Even as economists debate whether the Reserve Bank of India should or will cut interest rates at its bi-monthly monetary policy review today, the central bank is reaching the end of its rate cut cycle, according to one expert.In an interview with CNBC-TV18, Vivek Rajpal of Nomura India, said that it was "well accepted now" that we are towards the end of easing cycle, adding that the impact of even a rate cut would be low. "Bond yields will rally only by 5-10 basis points (bps) if RBI cuts rate by 25 basis points. We expect the 10-year bond yield is unlikely to go to the level of 6.35."
Below is the verbatim transcript of Vivek Rajpal's interview to Latha Venkatesh, Sonia Shenoy & Anuj Singhal on CNBC-TV18.
Latha: If there is a cut, what will the bond markets do and if there isn't one how will it behave?
A: If we get rate cut probably bond yields will rally only 5-10 bps. I struggle to believe that even with a rate cut, 10-year bond will go much lower, 6.35 kind of level. The point is that it is well accepted now that we are towards the end of easing cycle and towards the end of easing cycle the impact of rate cut on the longer end of the curve is quite low. We expect 25 bps rate cut - that said I do not expect a meaningful rally in the longer end of the curve, so we will not be able to go much below 6.35 zones.
Sonia: What about the tone of the Reserve Bank of India (RBI) Governor. The house is divided on that but what would you be expecting, any hawkish commentary?
A: I do not think it is easy for a central bank governor to get hawkish at this point of time. The only thing is even after a rate cut, we expect that the next rate cut will be tied to 4 percent inflation target for FY18 and that will be the only thing and that said I do not think it is very easy for a central bank governor to communicate that there will be no more rate cuts and there is no need to be hawkish at this point of time.
Latha: Any specific statement that you will be watching out for, if the tone was exactly as it was in the December 21 minutes that we got. How would the market react, anything specific that you want to alert us to that we should watch out for?

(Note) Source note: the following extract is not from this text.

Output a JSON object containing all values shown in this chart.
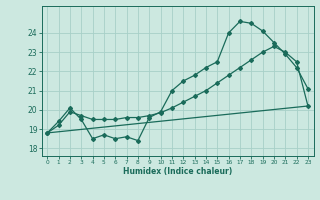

A: One thing is clear that they have been mentioning upside risk to inflation for FY17 end 5 percent. I think that will go away -- that was a surprise to the market last time and we have to see how much they tie their future decisions to the FY18 end inflation target on the local front - that one.The second thing that I am keenly watching is how their real rate framework will evolve - that may not come very explicitly in the Monetary Policy Committee (MPC) statement but in the post policy conference call - that is something very important to understand because when they mentioned last time that real rate may have come down, it was really a post Brexit vote and pre US election kind of an environment.I personally believe that after US elections, the need to keep real rates high and the focus on macro stability for all the emerging markets including India has increased, which effectively means that the case for end of easing cycle is even more strong along with the fact that the financial conditions in India are quite easy because of the quantity of money and at this point of time when liquidity in the banking system is ample, there is not much need in terms of focusing too much on the price of money. So those are the two things. How do they focus on liquidity, how much they focus on macro stability - are few things to watch out for.